House of Brick Principal Architect
Over the last month, I have been exploring the new features within SQL Server 2012. I have paid special attention to AlwaysOn, a new feature that effectively blurs the lines between high availability (HA) and disaster recovery (DR).
In previous versions of SQL Server, these two items were mutually exclusive. Both were managed separately and, in some cases, even managed by different people.
Historical Options for High Availability include:
Microsoft Failover Clustering – A SAN must be used to present storage to all of the cluster nodes. Dealing with the quorum and the shared drive failover was cumbersome, and even routine maintenance like rolling patches could cause headaches. Most people continue to cringe at the mention of MSFC.
Database mirroring – Mirroring in synchronous mode worked well, but since the mirrored pair presents two IP addresses for the application to connect to, the application needed to be mirror-aware. This was easier said than done; mirroring only worked in pairs, but was configured to fail over at a single database level. Consideration was not given to applications that had two or more databases, such as Microsoft SharePoint. Scripting was needed to fail over more than one database.
Historical Options for Disaster Recovery include:
Database mirroring – Mirroring in asynchronous mode also worked well but the application still needed to be mirror-aware. Scripting was still needed to fail over more than one database.
Transaction log shipping – This option was complex and failover was not automatic. However, you could have multiple nodes in the background for reporting or other purposes.

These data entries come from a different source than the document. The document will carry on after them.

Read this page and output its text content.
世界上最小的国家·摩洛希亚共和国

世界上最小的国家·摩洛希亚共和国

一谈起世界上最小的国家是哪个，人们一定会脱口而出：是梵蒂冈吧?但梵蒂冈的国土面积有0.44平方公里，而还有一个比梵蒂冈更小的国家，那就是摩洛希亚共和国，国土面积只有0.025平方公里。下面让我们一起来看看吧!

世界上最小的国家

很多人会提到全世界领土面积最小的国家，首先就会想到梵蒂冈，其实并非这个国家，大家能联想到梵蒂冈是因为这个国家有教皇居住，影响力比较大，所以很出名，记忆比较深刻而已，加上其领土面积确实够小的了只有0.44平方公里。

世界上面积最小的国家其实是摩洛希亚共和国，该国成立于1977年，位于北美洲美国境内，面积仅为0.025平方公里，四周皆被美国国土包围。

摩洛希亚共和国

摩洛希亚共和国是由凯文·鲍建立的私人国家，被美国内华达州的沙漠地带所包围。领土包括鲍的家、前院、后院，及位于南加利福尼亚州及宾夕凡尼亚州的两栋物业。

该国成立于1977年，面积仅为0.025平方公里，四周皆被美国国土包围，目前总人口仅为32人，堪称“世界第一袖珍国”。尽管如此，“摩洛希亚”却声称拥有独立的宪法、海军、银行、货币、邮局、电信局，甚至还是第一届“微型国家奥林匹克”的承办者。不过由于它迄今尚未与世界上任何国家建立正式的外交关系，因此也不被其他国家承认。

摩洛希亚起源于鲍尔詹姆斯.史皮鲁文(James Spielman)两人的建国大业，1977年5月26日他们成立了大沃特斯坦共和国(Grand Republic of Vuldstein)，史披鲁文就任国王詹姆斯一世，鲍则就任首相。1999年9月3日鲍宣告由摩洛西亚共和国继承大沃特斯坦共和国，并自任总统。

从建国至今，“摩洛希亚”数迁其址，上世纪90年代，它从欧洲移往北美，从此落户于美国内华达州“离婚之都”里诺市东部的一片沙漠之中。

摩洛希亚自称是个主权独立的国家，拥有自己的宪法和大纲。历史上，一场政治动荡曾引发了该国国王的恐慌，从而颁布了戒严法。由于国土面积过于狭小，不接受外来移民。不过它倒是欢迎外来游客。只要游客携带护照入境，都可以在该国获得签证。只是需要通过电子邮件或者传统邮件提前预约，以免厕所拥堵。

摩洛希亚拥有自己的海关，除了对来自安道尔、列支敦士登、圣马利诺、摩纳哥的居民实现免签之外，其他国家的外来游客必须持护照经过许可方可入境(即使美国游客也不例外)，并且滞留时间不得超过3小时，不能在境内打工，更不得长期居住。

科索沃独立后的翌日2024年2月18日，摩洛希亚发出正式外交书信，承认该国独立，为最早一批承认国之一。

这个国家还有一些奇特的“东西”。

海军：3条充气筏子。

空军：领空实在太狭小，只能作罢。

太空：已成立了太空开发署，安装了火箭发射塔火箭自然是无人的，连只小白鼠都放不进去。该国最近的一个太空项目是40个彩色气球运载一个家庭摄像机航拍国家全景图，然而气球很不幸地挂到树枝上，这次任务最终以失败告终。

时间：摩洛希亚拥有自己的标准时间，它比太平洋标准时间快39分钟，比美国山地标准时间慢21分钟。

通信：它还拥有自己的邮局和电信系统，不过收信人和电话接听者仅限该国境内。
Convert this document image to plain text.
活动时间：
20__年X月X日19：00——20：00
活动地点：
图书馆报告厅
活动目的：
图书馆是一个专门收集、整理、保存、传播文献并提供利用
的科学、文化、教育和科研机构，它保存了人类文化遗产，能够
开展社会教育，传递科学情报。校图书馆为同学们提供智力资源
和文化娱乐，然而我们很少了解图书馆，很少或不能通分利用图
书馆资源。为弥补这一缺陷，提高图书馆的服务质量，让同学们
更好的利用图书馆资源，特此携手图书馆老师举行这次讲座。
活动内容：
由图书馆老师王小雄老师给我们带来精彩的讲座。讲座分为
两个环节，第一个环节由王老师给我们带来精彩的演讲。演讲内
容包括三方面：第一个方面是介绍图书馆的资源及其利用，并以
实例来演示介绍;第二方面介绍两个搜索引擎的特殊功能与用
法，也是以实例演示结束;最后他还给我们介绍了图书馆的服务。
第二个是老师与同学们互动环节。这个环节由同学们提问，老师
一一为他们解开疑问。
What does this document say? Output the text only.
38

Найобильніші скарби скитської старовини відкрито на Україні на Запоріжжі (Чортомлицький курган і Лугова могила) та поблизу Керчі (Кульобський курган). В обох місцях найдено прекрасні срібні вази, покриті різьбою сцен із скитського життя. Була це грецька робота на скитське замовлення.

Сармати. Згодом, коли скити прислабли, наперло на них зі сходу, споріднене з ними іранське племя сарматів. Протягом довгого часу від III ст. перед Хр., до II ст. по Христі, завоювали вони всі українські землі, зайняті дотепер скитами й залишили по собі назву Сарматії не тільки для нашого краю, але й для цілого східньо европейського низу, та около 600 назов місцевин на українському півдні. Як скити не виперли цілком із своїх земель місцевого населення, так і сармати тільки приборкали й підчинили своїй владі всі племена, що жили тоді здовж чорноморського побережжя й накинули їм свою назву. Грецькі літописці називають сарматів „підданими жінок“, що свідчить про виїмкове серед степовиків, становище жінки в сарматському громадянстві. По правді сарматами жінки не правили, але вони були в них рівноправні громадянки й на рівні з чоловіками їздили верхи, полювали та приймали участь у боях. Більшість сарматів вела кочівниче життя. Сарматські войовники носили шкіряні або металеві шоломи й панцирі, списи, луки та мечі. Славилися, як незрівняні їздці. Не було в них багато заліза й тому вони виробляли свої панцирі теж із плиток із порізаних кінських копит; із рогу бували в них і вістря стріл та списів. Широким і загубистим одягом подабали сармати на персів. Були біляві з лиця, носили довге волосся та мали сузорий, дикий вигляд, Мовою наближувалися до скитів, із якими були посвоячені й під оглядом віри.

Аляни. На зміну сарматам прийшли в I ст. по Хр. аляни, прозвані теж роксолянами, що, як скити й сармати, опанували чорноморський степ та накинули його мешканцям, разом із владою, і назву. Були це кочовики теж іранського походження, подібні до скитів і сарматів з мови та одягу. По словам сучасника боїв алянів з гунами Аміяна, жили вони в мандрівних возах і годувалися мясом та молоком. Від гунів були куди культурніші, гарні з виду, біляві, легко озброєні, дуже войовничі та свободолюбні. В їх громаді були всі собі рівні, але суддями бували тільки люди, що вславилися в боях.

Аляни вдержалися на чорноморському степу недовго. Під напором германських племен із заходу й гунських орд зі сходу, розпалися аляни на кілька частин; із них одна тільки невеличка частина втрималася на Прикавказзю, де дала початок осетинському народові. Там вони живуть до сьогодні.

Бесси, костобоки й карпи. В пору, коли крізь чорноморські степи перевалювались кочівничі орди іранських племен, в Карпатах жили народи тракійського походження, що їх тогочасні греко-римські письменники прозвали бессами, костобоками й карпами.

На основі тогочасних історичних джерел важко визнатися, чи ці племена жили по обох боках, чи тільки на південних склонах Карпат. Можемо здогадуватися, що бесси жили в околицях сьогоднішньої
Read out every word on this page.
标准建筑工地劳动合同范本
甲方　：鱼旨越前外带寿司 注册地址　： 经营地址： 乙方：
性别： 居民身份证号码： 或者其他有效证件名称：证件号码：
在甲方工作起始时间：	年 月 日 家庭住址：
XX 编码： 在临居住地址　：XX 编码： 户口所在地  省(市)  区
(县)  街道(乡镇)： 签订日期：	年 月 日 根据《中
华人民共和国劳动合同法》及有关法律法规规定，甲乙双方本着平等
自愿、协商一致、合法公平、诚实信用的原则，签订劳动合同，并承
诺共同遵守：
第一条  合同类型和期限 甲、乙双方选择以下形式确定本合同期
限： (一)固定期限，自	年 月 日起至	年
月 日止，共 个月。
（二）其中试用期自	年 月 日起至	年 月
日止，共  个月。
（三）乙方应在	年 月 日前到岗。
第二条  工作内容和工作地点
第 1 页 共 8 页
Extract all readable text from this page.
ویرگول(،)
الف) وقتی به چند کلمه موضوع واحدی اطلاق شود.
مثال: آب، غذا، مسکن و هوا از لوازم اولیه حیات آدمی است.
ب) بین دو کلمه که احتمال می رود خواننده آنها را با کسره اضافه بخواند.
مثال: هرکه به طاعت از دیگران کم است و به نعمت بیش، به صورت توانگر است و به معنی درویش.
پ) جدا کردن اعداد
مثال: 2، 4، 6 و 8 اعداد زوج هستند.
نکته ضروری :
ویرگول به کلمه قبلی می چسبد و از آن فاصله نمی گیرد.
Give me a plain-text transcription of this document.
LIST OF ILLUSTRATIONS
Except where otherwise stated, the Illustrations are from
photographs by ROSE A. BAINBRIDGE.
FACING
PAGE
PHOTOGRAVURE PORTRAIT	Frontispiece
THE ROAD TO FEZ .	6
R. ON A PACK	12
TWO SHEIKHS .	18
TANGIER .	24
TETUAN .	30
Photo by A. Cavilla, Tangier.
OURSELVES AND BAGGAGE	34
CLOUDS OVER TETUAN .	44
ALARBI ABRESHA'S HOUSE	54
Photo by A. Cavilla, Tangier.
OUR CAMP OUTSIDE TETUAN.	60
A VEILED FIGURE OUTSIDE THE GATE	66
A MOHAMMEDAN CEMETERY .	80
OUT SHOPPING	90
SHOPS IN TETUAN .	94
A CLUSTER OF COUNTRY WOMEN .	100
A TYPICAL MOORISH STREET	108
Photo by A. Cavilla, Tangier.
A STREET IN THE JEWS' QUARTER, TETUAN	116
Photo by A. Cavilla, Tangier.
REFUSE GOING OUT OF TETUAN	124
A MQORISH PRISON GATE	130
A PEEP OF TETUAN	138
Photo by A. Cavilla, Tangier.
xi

SQL Server 2012 AlwaysOn takes the best of these technologies, adds features to fill in some gaps, and presents it in an extremely simple to manage package.
Microsoft Failover Clustering, running without shared storage, handles the virtual IP address for all cluster nodes. Availability Groups, or groups of databases common to an application or purpose, can even have their own virtual IP address.
AlwaysOn allows you to set up four nodes in the Availability Group. Each secondary node can be configured for synchronous or asynchronous replication. Each can be configured to allow read-only access and database backups and reporting can now be processed from these nodes. Asynchronous nodes can be set up at a DR location for branch-level reporting and failover and failback is automatic.
Each Availability Group can contain multiple databases, which eliminates the need to manually script and keep things up to date as the environment changes.
In the terms of raw manageability, the amount of time saved by using these features is easily demonstrated through reduced complexity and simplification of maintenance procedures.
In the event of an HA or DR event, you want the simplest, most robust solution possible. Your business demands the highest uptime possible. Can your business afford NOT to evaluate SQL Server 2012 AlwaysOn?